ATLAS in the podosphere

23 February 2011

The Guardian's Andy Duckworth recording on location at ATLAS


“Most programs would normally do their Christmas special from somewhere like Lapland. We're different though,” says The Guardian newspaper's Andy Duckworth, introducing the seasonal special of their Science Weekly podcast: Christmas at the Large Hadron Collider.

Science Weekly is a lively 30-ish minute podcast that covers topical issues, philosophical questions, and new developments in science. It has quite a following, and was named Best Podcast in the Physics.org Web Awards. The LHC and the physics it will explore is a favourite topic on the show, and this Christmas, ATLAS and ATLAS physicists were the stars!

“I have to warn you though, the Large Hadron Collider is asleep at the moment, so can you please lower your voices and walk on your tiptoes?” whispers ATLAS Outreach Officer, Claudia Marcelloni, as the programme opens over a sound bed of Hollywood-inspired eerie notes, sleigh bells, and the sound of cars racing past the Globe.

The Guardian crew were invited, along with other media, to meet some of those involved with the Resonance music CD, but, admits Duckworth, “Yes, it was a brilliant excuse to come and see the place we're always talking about on the podcast … We wanted to allow our listeners to get a peek behind the curtain of one of the most amazing places on earth: a look at the human side of such a technical and enormous operation.”

This sense of awe was echoed by some of the physicists who took part in the recording. Lukas Pribyl enthuses: “It feels like working on a space station or something like that. It's rather inspiring because you're working with many people who are smarter than you and you can learn a lot from them.”

But of course, CERN is about as far away from a space station as you can get, aesthetically speaking, and it didn't go unnoticed. “Part of me had expected neon lights everywhere, people walking around in space suits and robots roaming the corridors. I think I had expected to see a vision of the future from the 1960s!” jokes Duckworth. “Clearly, the ATLAS control room helped satisfy my futuristic desire.”

As the recording follows Duckworth on his visit to Point 1, Steve Goldfarb summarises for him: “What's happening right now is… absolutely nothing … [During the winter shutdown] we start to lower the supply of helium to the accelerator. As it eats less and the temperature gets colder, it starts to fall asleep. It's much like a bear – a bear stops eating as it gets towards winter. Now the accelerator is in its cave.”

As well as touring Point 1, Duckworth visited Restaurant 1 to find out what physicists talk about over lunch, and sought out the corridor where the World Wide Web was invented. Speaking with various ATLAS physicists, he managed to cover topics such as working hours, how people plan their time, the international environment, working relationships, how people reacted to 'the LHC problem' in 2008, the male-to-female ratio, the Resonance CD, and, of course, the ubiquitous and endless meetings.

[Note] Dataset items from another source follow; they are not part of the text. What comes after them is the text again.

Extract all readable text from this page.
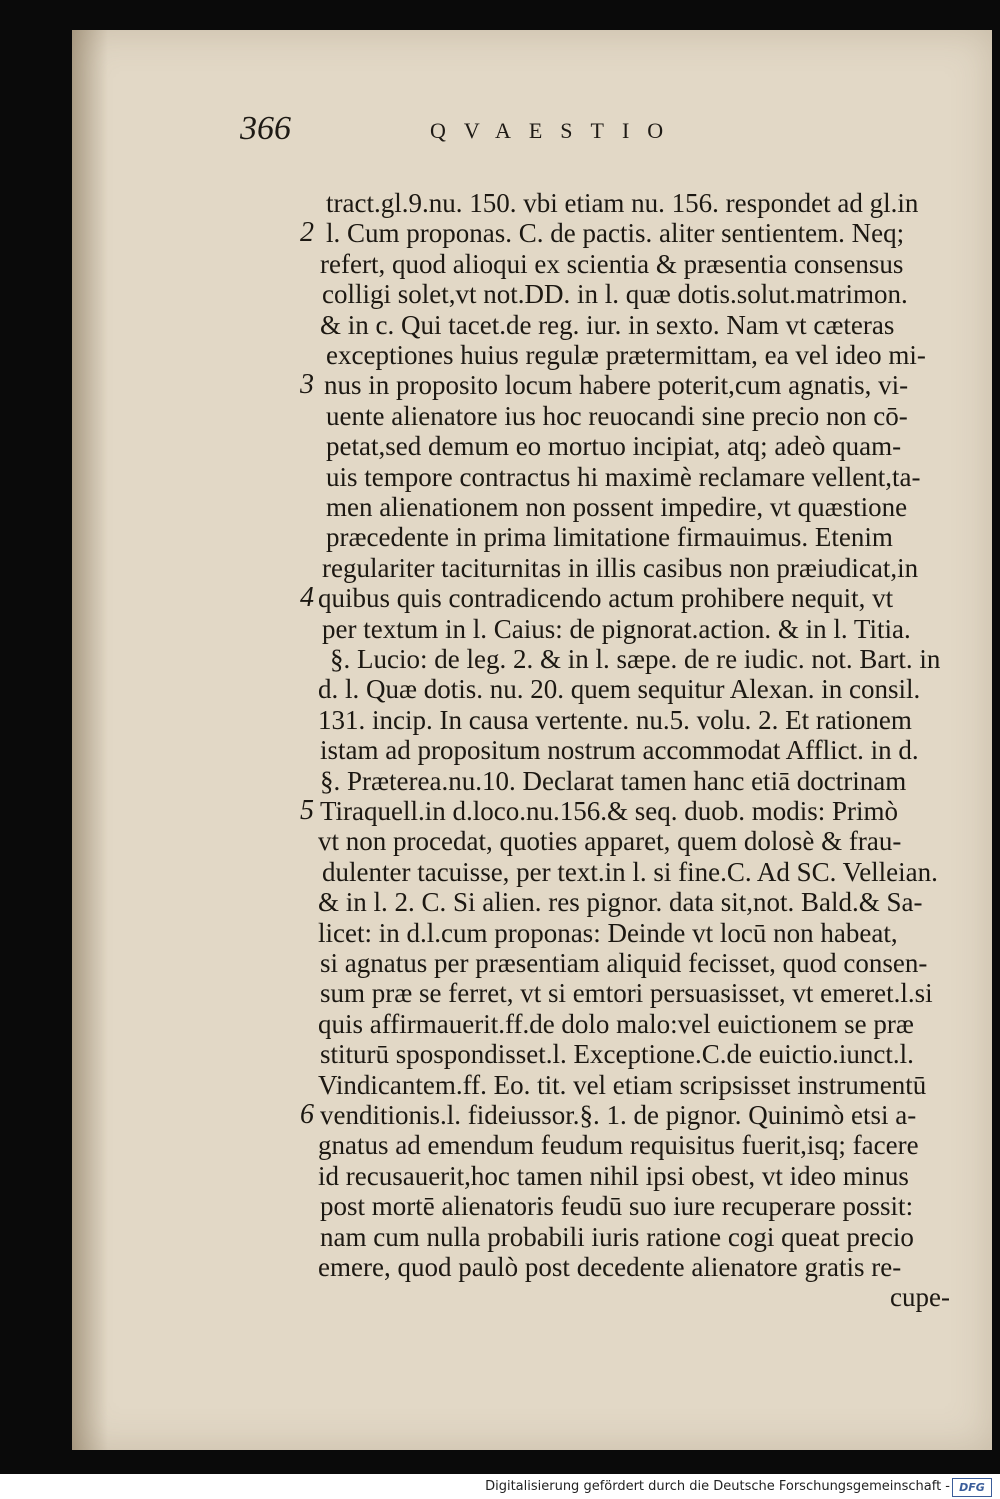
366	QVAESTIO
tract.gl.9.nu. 150. vbi etiam nu. 156. respondet ad gl.in
l. Cum proponas. C. de pactis. aliter sentientem. Neq;
refert, quod alioqui ex scientia & præsentia consensus
colligi solet,vt not.DD. in l. quæ dotis.solut.matrimon.
& in c. Qui tacet.de reg. iur. in sexto. Nam vt cæteras
exceptiones huius regulæ prætermittam, ea vel ideo mi-
nus in proposito locum habere poterit,cum agnatis, vi-
uente alienatore ius hoc reuocandi sine precio non cō-
petat,sed demum eo mortuo incipiat, atq; adeò quam-
uis tempore contractus hi maximè reclamare vellent,ta-
men alienationem non possent impedire, vt quæstione
præcedente in prima limitatione firmauimus. Etenim
regulariter taciturnitas in illis casibus non præiudicat,in
quibus quis contradicendo actum prohibere nequit, vt
per textum in l. Caius: de pignorat.action. & in l. Titia.
§. Lucio: de leg. 2. & in l. sæpe. de re iudic. not. Bart. in
d. l. Quæ dotis. nu. 20. quem sequitur Alexan. in consil.
131. incip. In causa vertente. nu.5. volu. 2. Et rationem
istam ad propositum nostrum accommodat Afflict. in d.
§. Præterea.nu.10. Declarat tamen hanc etiā doctrinam
Tiraquell.in d.loco.nu.156.& seq. duob. modis: Primò
vt non procedat, quoties apparet, quem dolosè & frau-
dulenter tacuisse, per text.in l. si fine.C. Ad SC. Velleian.
& in l. 2. C. Si alien. res pignor. data sit,not. Bald.& Sa-
licet: in d.l.cum proponas: Deinde vt locū non habeat,
si agnatus per præsentiam aliquid fecisset, quod consen-
sum præ se ferret, vt si emtori persuasisset, vt emeret.l.si
quis affirmauerit.ff.de dolo malo:vel euictionem se præ
stiturū spospondisset.l. Exceptione.C.de euictio.iunct.l.
Vindicantem.ff. Eo. tit. vel etiam scripsisset instrumentū
venditionis.l. fideiussor.§. 1. de pignor. Quinimò etsi a-
gnatus ad emendum feudum requisitus fuerit,isq; facere
id recusauerit,hoc tamen nihil ipsi obest, vt ideo minus
post mortē alienatoris feudū suo iure recuperare possit:
nam cum nulla probabili iuris ratione cogi queat precio
emere, quod paulò post decedente alienatore gratis re-
cupe-
2
3
4
5
6
Digitalisierung gefördert durch die Deutsche Forschungsgemeinschaft - DFG
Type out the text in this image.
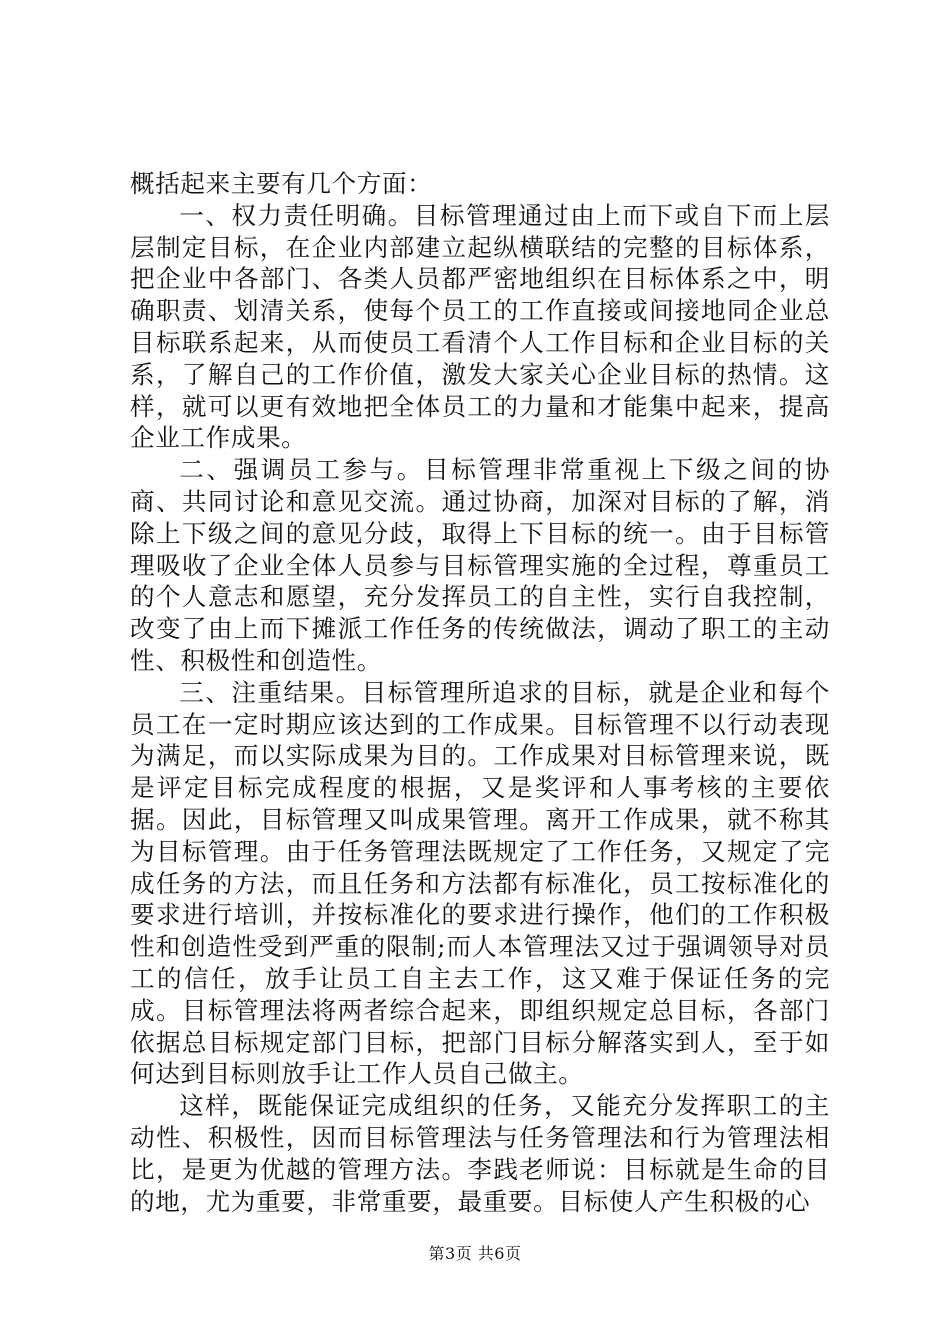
概括起来主要有几个方面：

一、权力责任明确。目标管理通过由上而下或自下而上层层制定目标，在企业内部建立起纵横联结的完整的目标体系，把企业中各部门、各类人员都严密地组织在目标体系之中，明确职责、划清关系，使每个员工的工作直接或间接地同企业总目标联系起来，从而使员工看清个人工作目标和企业目标的关系，了解自己的工作价值，激发大家关心企业目标的热情。这样，就可以更有效地把全体员工的力量和才能集中起来，提高企业工作成果。

二、强调员工参与。目标管理非常重视上下级之间的协商、共同讨论和意见交流。通过协商，加深对目标的了解，消除上下级之间的意见分歧，取得上下目标的统一。由于目标管理吸收了企业全体人员参与目标管理实施的全过程，尊重员工的个人意志和愿望，充分发挥员工的自主性，实行自我控制，改变了由上而下摊派工作任务的传统做法，调动了职工的主动性、积极性和创造性。

三、注重结果。目标管理所追求的目标，就是企业和每个员工在一定时期应该达到的工作成果。目标管理不以行动表现为满足，而以实际成果为目的。工作成果对目标管理来说，既是评定目标完成程度的根据，又是奖评和人事考核的主要依据。因此，目标管理又叫成果管理。离开工作成果，就不称其为目标管理。由于任务管理法既规定了工作任务，又规定了完成任务的方法，而且任务和方法都有标准化，员工按标准化的要求进行培训，并按标准化的要求进行操作，他们的工作积极性和创造性受到严重的限制;而人本管理法又过于强调领导对员工的信任，放手让员工自主去工作，这又难于保证任务的完成。目标管理法将两者综合起来，即组织规定总目标，各部门依据总目标规定部门目标，把部门目标分解落实到人，至于如何达到目标则放手让工作人员自己做主。

这样，既能保证完成组织的任务，又能充分发挥职工的主动性、积极性，因而目标管理法与任务管理法和行为管理法相比，是更为优越的管理方法。李践老师说：目标就是生命的目的地，尤为重要，非常重要，最重要。目标使人产生积极的心

第3页 共6页
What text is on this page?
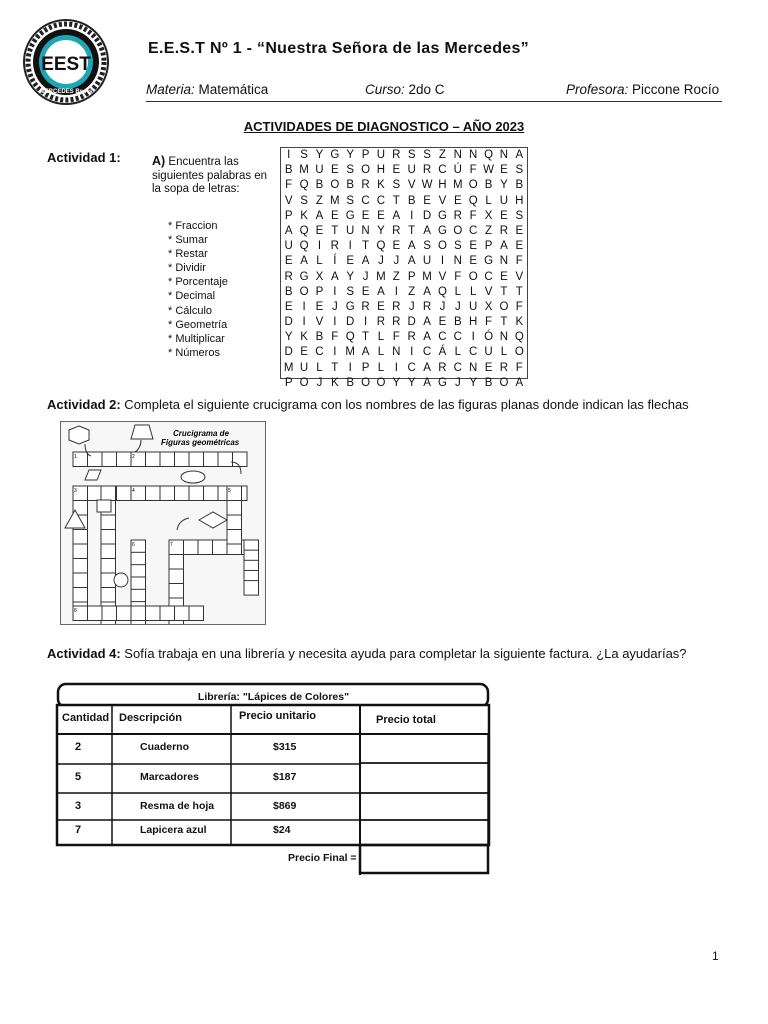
EEST
MERCEDES Bs.As
E.E.S.T Nº 1 - “Nuestra Señora de las Mercedes”
Materia: Matemática	Curso: 2do C	Profesora: Piccone Rocío
ACTIVIDADES DE DIAGNOSTICO – AÑO 2023
Actividad 1:	A) Encuentra las siguientes palabras en la sopa de letras:
* Fraccion
* Sumar
* Restar
* Dividir
* Porcentaje
* Decimal
* Cálculo
* Geometría
* Multiplicar
* Números
I S Y G Y P U R S S Z N N Q N A
B M U E S O H E U R C Ú F W E S
F Q B O B R K S V W H M O B Y B
V S Z M S C C T B E V E Q L U H
P K A E G E E A I D G R F X E S
A Q E T U N Y R T A G O C Z R E
U Q I R I T Q E A S O S E P A E
E A L Í E A J J A U I N E G N F
R G X A Y J M Z P M V F O C E V
B O P I S E A I Z A Q L L V T T
E I E J G R E R J R J J U X O F
D I V I D I R R D A E B H F T K
Y K B F Q T L F R A C C I Ó N Q
D E C I M A L N I C Á L C U L O
M U L T I P L I C A R C N E R F
P O J K B O O Y Y A G J Y B O A
Actividad 2: Completa el siguiente crucigrama con los nombres de las figuras planas donde indican las flechas
Crucigrama de
Figuras geométricas
1	2
3	4	5
6	7
8
Actividad 4: Sofía trabaja en una librería y necesita ayuda para completar la siguiente factura. ¿La ayudarías?
Librería: "Lápices de Colores"
Cantidad Descripción	Precio unitario	Precio total
2	Cuaderno	$315
5	Marcadores	$187
3	Resma de hoja	$869
7	Lapicera azul	$24
Precio Final =
1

“If they took all the meetings out, do you think you'd have found the Higgs boson by now?" he asks a cool headed Nick Barlow. “I would like to say yes,” Nick laughs, “but sadly I think scientific honesty compels me to say no, we need a lot more data before we can find the Higgs.”

The physics on the cards did get a look in though, with SUSY, Dark Matter, and the quark gluon plasma seen in last year's Heavy Ion collisions all getting a mention.

“We weren't expecting, this year, to be doing discovery already – and we are!” enthuses Steve, before making a comparison between the detector and the Hubble Space Telescope, to illustrate the magnitude of the potential discoveries that await ATLAS: “We've taken our own Hubble, we've launched it and we're looking in. We're looking inside at the smallest parts of our universe, and trying to understand them. So I can imagine in the next couple of years, we're going to be finding all sorts of things. It's getting very exciting. It's opening our eyes for the first time on this universe that we've never ever seen before.”

“We're careful not to talk about [the LHC] all the time [on the show], but it always captures the imagination,” says Duckworth.

The Science Weekly team – no strangers to awards – think this episode (link) is particularly special, and have entered it for several prizes. “We'll find out later this year if the judges like it as much as we do. Fingers crossed,” says Duckworth. Have a listen for yourself!